The computation in neo4j is not really fast especialy when there are too many nodes and edegs,so I googled if there are other approches could do better. By accident,I found the CUDA's nvGraph library(https://developer.nvidia.com/nvgraph and https://developer.nvidia.com/discover/graph-analytics),it looks like better to use GPU to accelerate graph computation,so i wander whether neo4j can use this approche or supports this approche in the future?

7 REPLIES 7

My thoughts on it as a Neo4j enthusiast, but not employed by Neo4j...
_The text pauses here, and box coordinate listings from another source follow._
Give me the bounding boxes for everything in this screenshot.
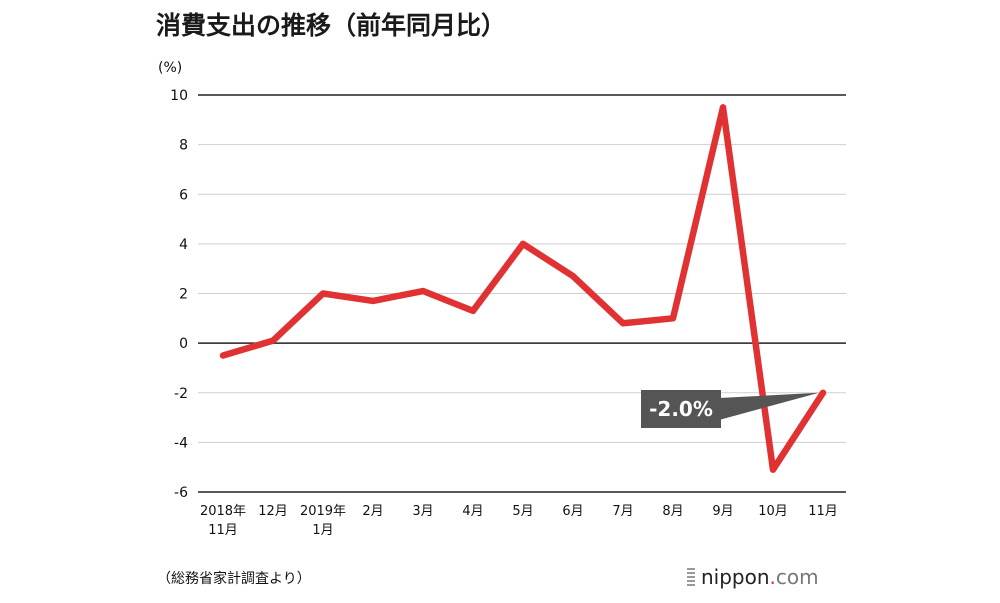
x-tick-label: 4月 [462,504,483,519]
y-tick-label: 8 [179,138,188,154]
x-tick-labels: 2018年 11月 12月 2019年 1月 2月 3月 4月 5月 6月 7月 8月 9月 10月 11月 [200,504,838,538]
y-tick-label: 6 [179,187,188,203]
y-tick-label: -6 [174,485,188,501]
brand-logo: nippon. com [687,565,819,589]
x-tick-label: 1月 [312,523,333,538]
brand-name: nippon [701,565,770,589]
x-tick-label: 8月 [662,504,683,519]
x-tick-label: 12月 [258,504,288,519]
annotation-pointer [719,392,819,420]
x-tick-label: 2月 [362,504,383,519]
y-tick-label: -2 [174,386,188,402]
brand-tld: com [775,565,819,589]
brand-dot: . [769,565,776,589]
y-tick-label: 0 [179,336,188,352]
annotation-label: -2.0% [649,397,713,421]
y-tick-label: -4 [174,435,188,451]
annotation-box [641,390,721,428]
y-unit-label: (%) [158,60,182,76]
gridlines [198,94,846,493]
x-tick-label: 3月 [412,504,433,519]
x-tick-label: 7月 [612,504,633,519]
y-tick-label: 2 [179,287,188,303]
y-tick-label: 4 [179,237,188,253]
brand-mark-icon [687,568,695,586]
x-tick-label: 5月 [512,504,533,519]
source-note: （総務省家計調査より） [157,571,311,587]
chart-title: 消費支出の推移（前年同月比） [156,11,507,40]
x-tick-label: 2019年 [300,504,346,519]
x-tick-label: 10月 [758,504,788,519]
y-tick-labels: 10 8 6 4 2 0 -2 -4 -6 [170,88,188,501]
series-group [219,104,827,473]
x-tick-label: 11月 [208,523,238,538]
x-tick-label: 2018年 [200,504,246,519]
x-tick-label: 9月 [712,504,733,519]
y-tick-label: 10 [170,88,188,104]
annotation-group: -2.0% [641,390,819,428]
x-tick-label: 11月 [808,504,838,519]
x-tick-label: 6月 [562,504,583,519]
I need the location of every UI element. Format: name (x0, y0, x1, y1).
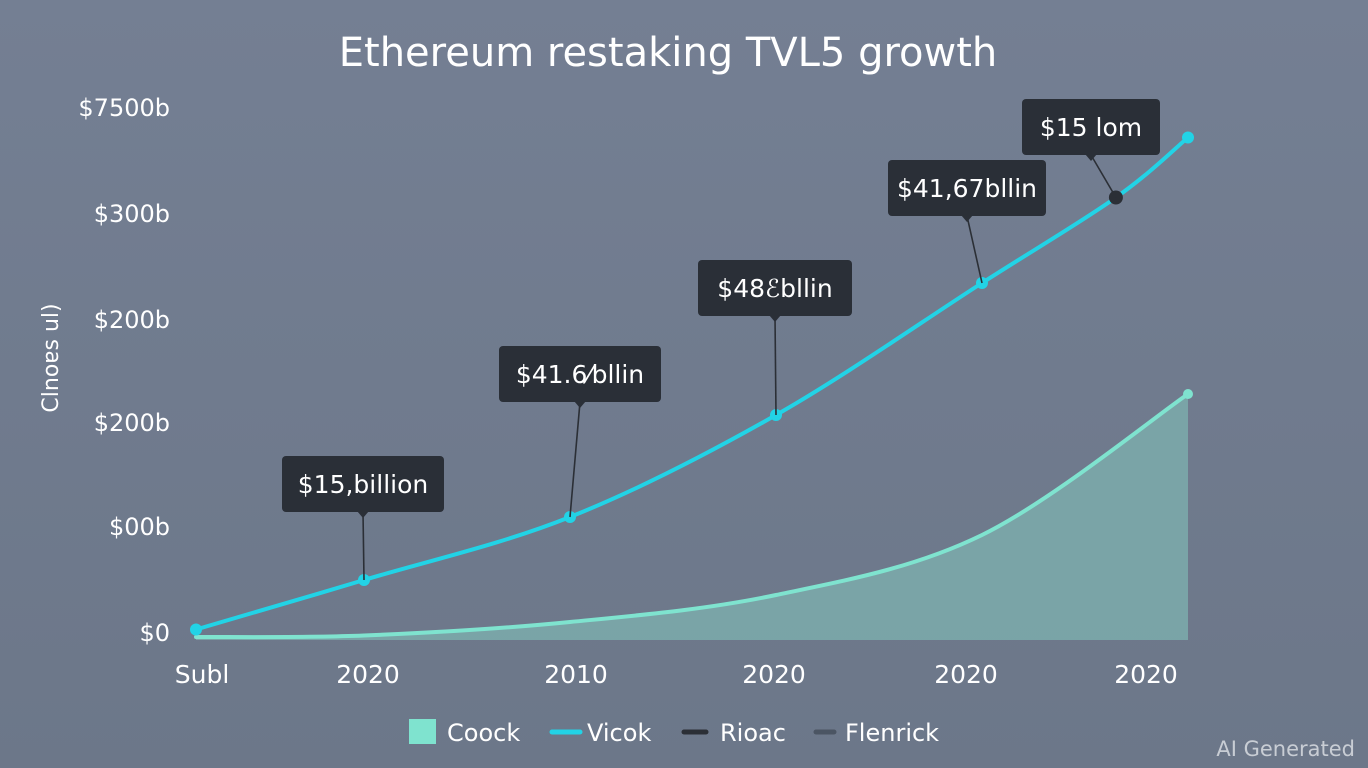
x-tick-label: 2020 (336, 660, 400, 689)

It would be nice for those of us with good graphic cards, but it would create a parallel development, support and testing path for neo4j staff. Not everyone has a CUDA capable card.

I'd add this to your url list

Something I ran across and would like to try out. At a glance it looks like with just a little bit of work we could move graphs back and forth...

i doubt anyone cannot afford a CUDA capable card...even on my old 2014 laptop i have a GPU with CUDA : https://www.notebookcheck.net/NVIDIA-GeForce-GT-520M.43104.0.html

Hi Gabriel, Thank you for sharing the paper reference, I appreciate it.

Personally I'm for GPU enhancements, I'd like to have it! However realistically speaking...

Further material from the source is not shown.